Консульское правление решительно восстановило во Франции общество и его пристойные увеселения: тогда родился и вкус, более тонкий, менее мещанский, и выказался в убранстве комнат. Все делалось под древность (открытие Помпеи и Геркуланума чрезЛ вычайно тому способствовало). Парижане мало заботились о Лионе} и его мануфактурах, но правителю Франции надобно было поощрить их: и шелковые ткани опять явились, но уже по-прежнему не натягивались на стенах, а щеголевато драпировались вокруг них и вокруг колонн, в иных местах их заменяющих. Везде показались алебастровые вазы с иссеченными мифологическими изображениями, курительницы и столики в виде треножников, курульские кресла, длинные кушетки, где руки опирались на орлов, грифонов или сфинксов. Позолоченное или крашеное и лакированное дерево давно уже забыто, гадкая латунь тоже брошена; а красное дерево, вошедшее во всеобщее употребление, начало украшаться вызолоченными бронзовыми фигурами прекрасной отработки, лирами, головками: медузиными, львиными и даже бараньими. Все это пришло к нам не ранее 1805 года, и, по-моему, в этом роде ничего лучше придумать невозможно. Могли ли жители окрестностей Везувия вообразить себе, что через полторы тысячи лет из их могил весь житейский их быт вдруг перейдет в гиперборейские страны? Одно было в этом несколько смешно: все те вещи, кои у древних были для обыкновенного, домашнего употребления, у французов и у нас служили одним украшением; например, сазы не сохраняли у нас никаких жидкостей, треножники не курились, и лампы в древнем вкусе, с своими длинными носиками, никогда не зажигались.
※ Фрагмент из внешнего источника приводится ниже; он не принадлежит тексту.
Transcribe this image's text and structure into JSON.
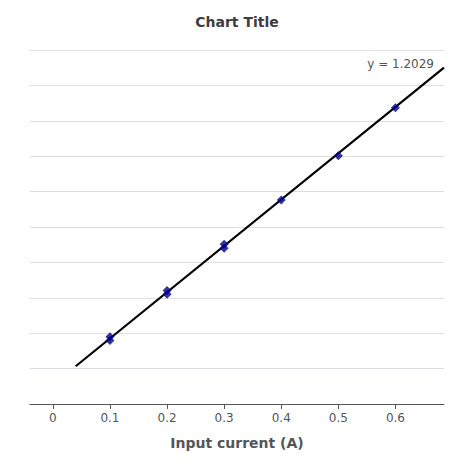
{
  "chart_data": {
    "type": "scatter",
    "title": "Chart Title",
    "xlabel": "Input current (A)",
    "annotation": "y = 1.2029",
    "series": [
      {
        "type": "line",
        "color": "#000000",
        "line_style": "solid",
        "x": [
          0.04,
          0.685
        ],
        "values": [
          0.048116,
          0.8239865
        ]
      },
      {
        "type": "scatter",
        "color": "#00008B",
        "marker": "diamond",
        "x": [
          0.1,
          0.1,
          0.2,
          0.2,
          0.3,
          0.3,
          0.4,
          0.5,
          0.6
        ],
        "values": [
          0.115,
          0.125,
          0.235,
          0.245,
          0.355,
          0.365,
          0.48,
          0.595,
          0.72
        ]
      }
    ],
    "xlim": [
      -0.04,
      0.685
    ],
    "xticks": [
      0,
      0.1,
      0.2,
      0.3,
      0.4,
      0.5,
      0.6
    ],
    "ylim": [
      -0.05,
      0.87
    ],
    "yticks": [
      -0.05,
      0.042,
      0.134,
      0.226,
      0.318,
      0.41,
      0.502,
      0.594,
      0.686,
      0.778,
      0.87
    ],
    "grid": true,
    "tick_labels": "x"
  }
}
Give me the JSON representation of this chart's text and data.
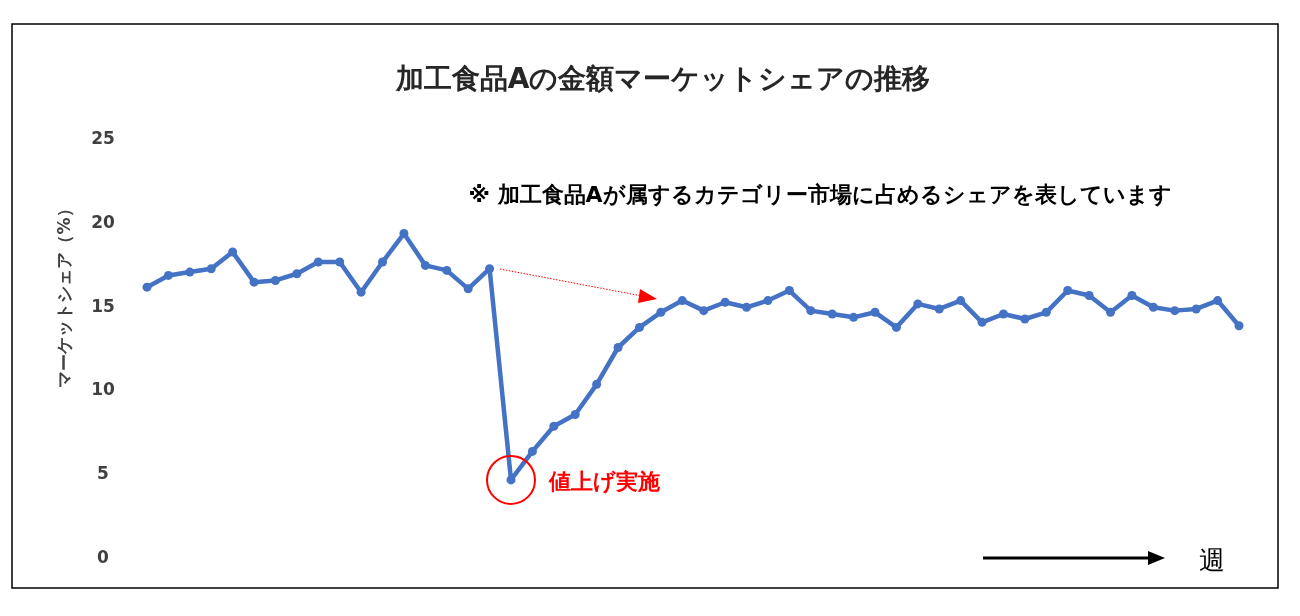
{
  "chart_data": {
    "type": "line",
    "title": "加工食品Aの金額マーケットシェアの推移",
    "xlabel": "週",
    "ylabel": "マーケットシェア（%）",
    "annotations": [
      "※ 加工食品Aが属するカテゴリー市場に占めるシェアを表しています",
      "値上げ実施"
    ],
    "categories": [
      null,
      null,
      null,
      null,
      null,
      null,
      null,
      null,
      null,
      null,
      null,
      null,
      null,
      null,
      null,
      null,
      null,
      null,
      null,
      null,
      null,
      null,
      null,
      null,
      null,
      null,
      null,
      null,
      null,
      null,
      null,
      null,
      null,
      null,
      null,
      null,
      null,
      null,
      null,
      null,
      null,
      null,
      null,
      null,
      null,
      null,
      null,
      null,
      null,
      null,
      null,
      null
    ],
    "series": [
      {
        "color": "#4472c4",
        "values": [
          16.1,
          16.8,
          17.0,
          17.2,
          18.2,
          16.4,
          16.5,
          16.9,
          17.6,
          17.6,
          15.8,
          17.6,
          19.3,
          17.4,
          17.1,
          16.0,
          17.2,
          4.6,
          6.3,
          7.8,
          8.5,
          10.3,
          12.5,
          13.7,
          14.6,
          15.3,
          14.7,
          15.2,
          14.9,
          15.3,
          15.9,
          14.7,
          14.5,
          14.3,
          14.6,
          13.7,
          15.1,
          14.8,
          15.3,
          14.0,
          14.5,
          14.2,
          14.6,
          15.9,
          15.6,
          14.6,
          15.6,
          14.9,
          14.7,
          14.8,
          15.3,
          13.8
        ]
      }
    ],
    "ylim": [
      0,
      25
    ],
    "yticks": [
      0,
      5,
      10,
      15,
      20,
      25
    ],
    "marker": "circle",
    "line_style": "solid",
    "tick_labels": "y"
  }
}
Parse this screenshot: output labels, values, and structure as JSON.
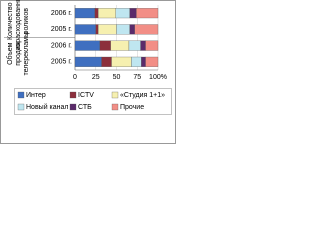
{
  "chart_data": {
    "type": "stacked_bar_horizontal",
    "group_labels": [
      [
        "Количество",
        "израсходованных",
        "роликов"
      ],
      [
        "Объем",
        "продаж",
        "телерекламы"
      ]
    ],
    "categories": [
      "2006 г.",
      "2005 г.",
      "2006 г.",
      "2005 г."
    ],
    "series": [
      {
        "name": "Интер",
        "color": "#3f6fc0",
        "values": [
          24,
          25,
          30,
          32
        ]
      },
      {
        "name": "ICTV",
        "color": "#8c2f3c",
        "values": [
          4,
          3,
          13,
          12
        ]
      },
      {
        "name": "«Студия 1+1»",
        "color": "#f6f0b0",
        "values": [
          21,
          22,
          22,
          24
        ]
      },
      {
        "name": "Новый канал",
        "color": "#bfe6f0",
        "values": [
          17,
          16,
          14,
          12
        ]
      },
      {
        "name": "СТБ",
        "color": "#5a2a6a",
        "values": [
          8,
          6,
          6,
          5
        ]
      },
      {
        "name": "Прочие",
        "color": "#f28e86",
        "values": [
          26,
          28,
          15,
          15
        ]
      }
    ],
    "xlim": [
      0,
      100
    ],
    "xticks": [
      0,
      25,
      50,
      75,
      {
        "value": 100,
        "label": "100%"
      }
    ],
    "grid": true
  }
}
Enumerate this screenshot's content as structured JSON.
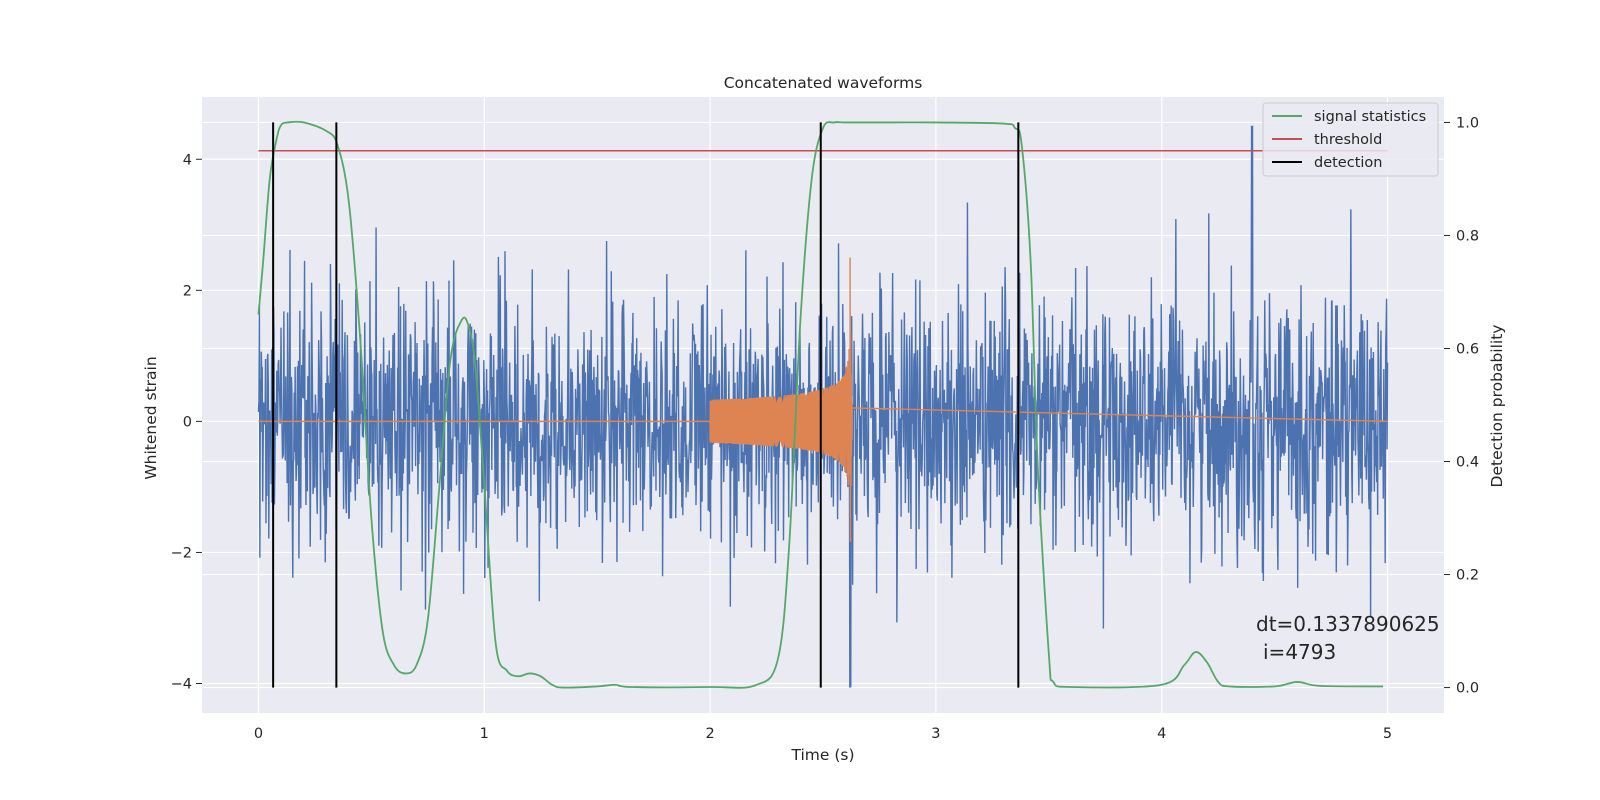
{
  "chart_data": {
    "type": "line",
    "title": "Concatenated waveforms",
    "xlabel": "Time (s)",
    "ylabel": "Whitened strain",
    "y2label": "Detection probability",
    "xlim": [
      -0.25,
      5.25
    ],
    "ylim": [
      -4.45,
      4.95
    ],
    "y2lim": [
      -0.045,
      1.045
    ],
    "xticks": [
      0,
      1,
      2,
      3,
      4,
      5
    ],
    "xtick_labels": [
      "0",
      "1",
      "2",
      "3",
      "4",
      "5"
    ],
    "yticks": [
      -4,
      -2,
      0,
      2,
      4
    ],
    "ytick_labels": [
      "−4",
      "−2",
      "0",
      "2",
      "4"
    ],
    "y2ticks": [
      0.0,
      0.2,
      0.4,
      0.6,
      0.8,
      1.0
    ],
    "y2tick_labels": [
      "0.0",
      "0.2",
      "0.4",
      "0.6",
      "0.8",
      "1.0"
    ],
    "grid": true,
    "legend_position": "top-right",
    "colors": {
      "noise": "#4c72b0",
      "template": "#dd8452",
      "signal_statistics": "#55a868",
      "threshold": "#c44e52",
      "detection": "#000000",
      "background": "#eaeaf2"
    },
    "series": [
      {
        "name": "signal statistics",
        "axis": "right",
        "x": [
          0.0,
          0.02,
          0.05,
          0.08,
          0.1,
          0.13,
          0.2,
          0.3,
          0.35,
          0.4,
          0.45,
          0.5,
          0.55,
          0.6,
          0.65,
          0.7,
          0.75,
          0.8,
          0.85,
          0.9,
          0.93,
          0.96,
          1.0,
          1.05,
          1.1,
          1.15,
          1.2,
          1.25,
          1.3,
          1.35,
          1.5,
          1.58,
          1.65,
          2.0,
          2.2,
          2.3,
          2.35,
          2.4,
          2.45,
          2.5,
          2.55,
          2.6,
          2.8,
          3.0,
          3.3,
          3.35,
          3.38,
          3.42,
          3.45,
          3.5,
          3.52,
          3.6,
          4.0,
          4.1,
          4.15,
          4.2,
          4.25,
          4.3,
          4.5,
          4.6,
          4.7,
          4.98
        ],
        "values": [
          0.66,
          0.75,
          0.9,
          0.97,
          0.995,
          1.0,
          1.0,
          0.985,
          0.96,
          0.86,
          0.62,
          0.3,
          0.1,
          0.04,
          0.025,
          0.04,
          0.12,
          0.35,
          0.58,
          0.65,
          0.64,
          0.57,
          0.36,
          0.08,
          0.03,
          0.02,
          0.025,
          0.02,
          0.005,
          0.0,
          0.002,
          0.005,
          0.001,
          0.001,
          0.004,
          0.05,
          0.25,
          0.65,
          0.9,
          0.99,
          1.0,
          1.0,
          1.0,
          1.0,
          0.998,
          0.99,
          0.96,
          0.75,
          0.4,
          0.06,
          0.01,
          0.001,
          0.005,
          0.04,
          0.063,
          0.045,
          0.01,
          0.002,
          0.002,
          0.01,
          0.003,
          0.002
        ]
      },
      {
        "name": "threshold",
        "axis": "right",
        "x": [
          0.0,
          5.0
        ],
        "values": [
          0.95,
          0.95
        ]
      },
      {
        "name": "detection",
        "axis": "right",
        "type": "vlines",
        "x": [
          0.065,
          0.345,
          2.49,
          3.365
        ],
        "ymin": 0.0,
        "ymax": 1.0
      },
      {
        "axis": "left",
        "type": "noise",
        "x": [
          0.0,
          5.0
        ],
        "envelope": [
          -4.05,
          4.5
        ],
        "samples": 2400
      },
      {
        "axis": "left",
        "type": "chirp",
        "x": [
          2.0,
          2.63
        ],
        "values_at_start": 0.3,
        "peak": 2.5,
        "peak_x": 2.62
      }
    ],
    "annotation": [
      "dt=0.1337890625",
      "i=4793"
    ]
  }
}
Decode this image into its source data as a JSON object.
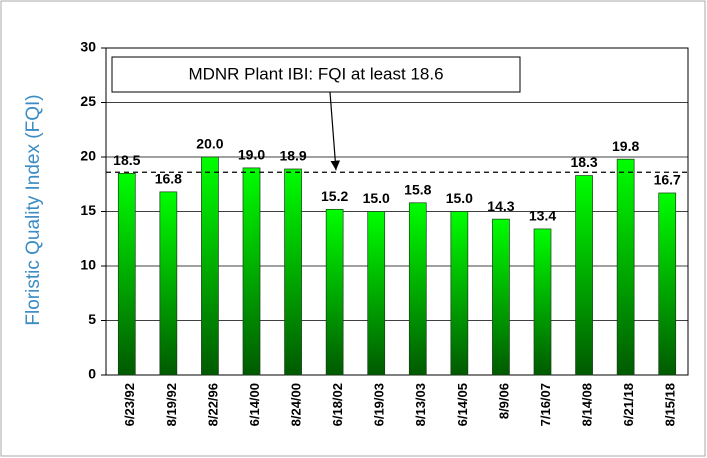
{
  "chart_data": {
    "type": "bar",
    "y_axis_label": "Floristic Quality Index (FQI)",
    "categories": [
      "6/23/92",
      "8/19/92",
      "8/22/96",
      "6/14/00",
      "8/24/00",
      "6/18/02",
      "6/19/03",
      "8/13/03",
      "6/14/05",
      "8/9/06",
      "7/16/07",
      "8/14/08",
      "6/21/18",
      "8/15/18"
    ],
    "values": [
      18.5,
      16.8,
      20.0,
      19.0,
      18.9,
      15.2,
      15.0,
      15.8,
      15.0,
      14.3,
      13.4,
      18.3,
      19.8,
      16.7
    ],
    "value_labels": [
      "18.5",
      "16.8",
      "20.0",
      "19.0",
      "18.9",
      "15.2",
      "15.0",
      "15.8",
      "15.0",
      "14.3",
      "13.4",
      "18.3",
      "19.8",
      "16.7"
    ],
    "color": "#00ff00",
    "ylim": [
      0,
      30
    ],
    "yticks": [
      0,
      5,
      10,
      15,
      20,
      25,
      30
    ],
    "grid": true,
    "reference_line": {
      "value": 18.6,
      "label": "MDNR Plant IBI: FQI at least 18.6"
    }
  }
}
Теперь от внутреннего убранства перейдем к наружному, то есть к архитектуре. В ней также воскрес вкус римской и греческой древности. Когда у персидского посла в 1815 году спросили, нравится ли ему Петербург, он отвечал, что сей только что вновь строящийся город будет некогда чудесен. Это скорее можно было сказать в начале царствования императора Александра, а еще скорее в нынешние годы. Тогда в одно время начинались конно-гвардейский манеж и все, по разным частям города рассеянные великолепные гвардейские казармы, и огромная биржевая зала, одетая в колонны, с пристанью и набережными вокруг нее, и быстро подымался Казанский собор с своею рощей из колонн и уже приметно передразнивал церковь св. Петра в Риме; обывательские же трех- и четырехэтажные каменные домы на всех улицах росли не по дням, а по часам. В то же время чистили и делали судоходною речку Пряжку, бока Мойки выкладывали камнем и перегибали через нее чугунные мосты; по Невскому проспекту и на Васильевском острову протягивали булевары и, наконец, от самой подошвы перестраивали заново старое кирпичное, с земляным валом, адмиралтейство. Так как государь единственным, любимым своим летним местопребыванием избрал небольшой Каменноостровский дворец, то вдруг прервалось угрюмое молчание окрест лежащих островов. Везде на них застучали топор и молот, и засвистела пила; болота их осушились и поросли дачами. Можно себе представить, какая строительная деятельность была тогда во всем Петербурге.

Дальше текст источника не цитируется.